Marion Huse | |
Birth Place: | Lynn, Massachusetts |
Nationality: | American |
Education: | New School of Design, Carnegie Institute of Art and Technology |
Field: | Printmaking |
Spouse: | Robert Barstow |
Marion Huse (1896-1967) was an American artist, known for painting and printmaking.
Huse was born in 1896 in Lynn, Massachusetts.[1] She studied at the New School of Design in Boston and the Carnegie Institute of Art and Technology.[2]

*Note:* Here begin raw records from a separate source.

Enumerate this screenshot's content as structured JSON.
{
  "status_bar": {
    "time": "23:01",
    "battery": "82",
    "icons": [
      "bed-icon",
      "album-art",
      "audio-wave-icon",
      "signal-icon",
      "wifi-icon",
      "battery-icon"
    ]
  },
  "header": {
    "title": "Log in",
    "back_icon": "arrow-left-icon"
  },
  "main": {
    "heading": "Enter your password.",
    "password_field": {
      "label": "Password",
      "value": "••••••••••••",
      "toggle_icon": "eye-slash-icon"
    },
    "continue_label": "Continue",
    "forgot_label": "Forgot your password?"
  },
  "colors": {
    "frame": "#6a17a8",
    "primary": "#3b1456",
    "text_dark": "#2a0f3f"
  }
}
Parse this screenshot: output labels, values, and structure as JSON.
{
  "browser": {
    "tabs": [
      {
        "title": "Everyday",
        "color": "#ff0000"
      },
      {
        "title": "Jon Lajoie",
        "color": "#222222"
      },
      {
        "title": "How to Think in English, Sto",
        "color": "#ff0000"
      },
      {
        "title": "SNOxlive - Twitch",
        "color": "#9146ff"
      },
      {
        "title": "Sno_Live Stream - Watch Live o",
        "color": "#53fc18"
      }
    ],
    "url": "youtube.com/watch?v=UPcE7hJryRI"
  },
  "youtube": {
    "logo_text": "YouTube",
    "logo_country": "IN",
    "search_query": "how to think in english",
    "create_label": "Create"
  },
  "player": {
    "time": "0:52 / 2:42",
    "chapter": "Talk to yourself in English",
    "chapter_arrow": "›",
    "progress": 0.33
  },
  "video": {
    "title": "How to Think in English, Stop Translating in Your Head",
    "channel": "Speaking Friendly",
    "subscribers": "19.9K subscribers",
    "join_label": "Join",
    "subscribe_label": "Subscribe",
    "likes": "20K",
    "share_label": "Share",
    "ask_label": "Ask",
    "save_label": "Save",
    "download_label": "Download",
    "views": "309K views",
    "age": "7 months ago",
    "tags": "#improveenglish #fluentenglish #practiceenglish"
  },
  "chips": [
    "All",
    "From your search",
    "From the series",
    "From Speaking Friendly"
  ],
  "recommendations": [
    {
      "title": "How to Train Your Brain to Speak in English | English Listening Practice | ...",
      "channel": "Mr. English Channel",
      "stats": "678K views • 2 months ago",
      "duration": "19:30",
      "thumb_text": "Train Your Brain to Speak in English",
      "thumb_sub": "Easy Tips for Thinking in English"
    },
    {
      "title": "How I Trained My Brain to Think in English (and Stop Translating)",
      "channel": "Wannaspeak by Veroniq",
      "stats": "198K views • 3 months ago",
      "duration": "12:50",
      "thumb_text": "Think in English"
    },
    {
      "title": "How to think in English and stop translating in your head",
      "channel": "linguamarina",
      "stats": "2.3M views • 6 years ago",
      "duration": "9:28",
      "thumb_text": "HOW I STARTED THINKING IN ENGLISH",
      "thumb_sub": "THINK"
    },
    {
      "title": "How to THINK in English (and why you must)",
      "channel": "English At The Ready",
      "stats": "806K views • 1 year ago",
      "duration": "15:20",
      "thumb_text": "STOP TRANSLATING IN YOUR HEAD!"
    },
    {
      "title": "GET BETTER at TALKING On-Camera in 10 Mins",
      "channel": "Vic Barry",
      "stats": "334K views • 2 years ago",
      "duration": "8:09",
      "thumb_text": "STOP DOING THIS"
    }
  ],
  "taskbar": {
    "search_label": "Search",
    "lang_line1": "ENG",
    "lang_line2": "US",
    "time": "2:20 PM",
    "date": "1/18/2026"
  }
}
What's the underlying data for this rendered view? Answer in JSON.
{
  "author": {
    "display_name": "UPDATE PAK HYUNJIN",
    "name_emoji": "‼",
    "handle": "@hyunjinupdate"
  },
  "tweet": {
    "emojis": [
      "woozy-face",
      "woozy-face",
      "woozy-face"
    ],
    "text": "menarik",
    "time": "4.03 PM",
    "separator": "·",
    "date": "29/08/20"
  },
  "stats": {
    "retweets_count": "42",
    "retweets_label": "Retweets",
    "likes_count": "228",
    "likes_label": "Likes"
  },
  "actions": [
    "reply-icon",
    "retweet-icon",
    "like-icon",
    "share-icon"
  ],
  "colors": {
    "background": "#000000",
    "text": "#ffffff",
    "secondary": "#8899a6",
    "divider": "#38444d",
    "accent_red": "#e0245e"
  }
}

Huse ran the Springfield Art School in Massachusetts from 1925 through 1940. In the 1930s, she worked as an artist for the Works Progress Administration[3] eventually becoming supervisor for the western part of Vermont.[4] She was married to Robert Barstow and led a peripatetic life, traveling around the United States and Europe.[4] [5]
Huse was included in the 1947 and 1951 Dallas Museum of Fine Arts exhibitions of the National Serigraph Society.[6] [7]
Her work was part of the collections of the Fuller Museum of Art, the Library of Congress, the Museum of Fine Arts, Boston, and the Victoria and Albert Museum.[4]
Huse died in 1967.[2] Her papers are stored in the Archives of American Art at the Smithsonian Institution.[5]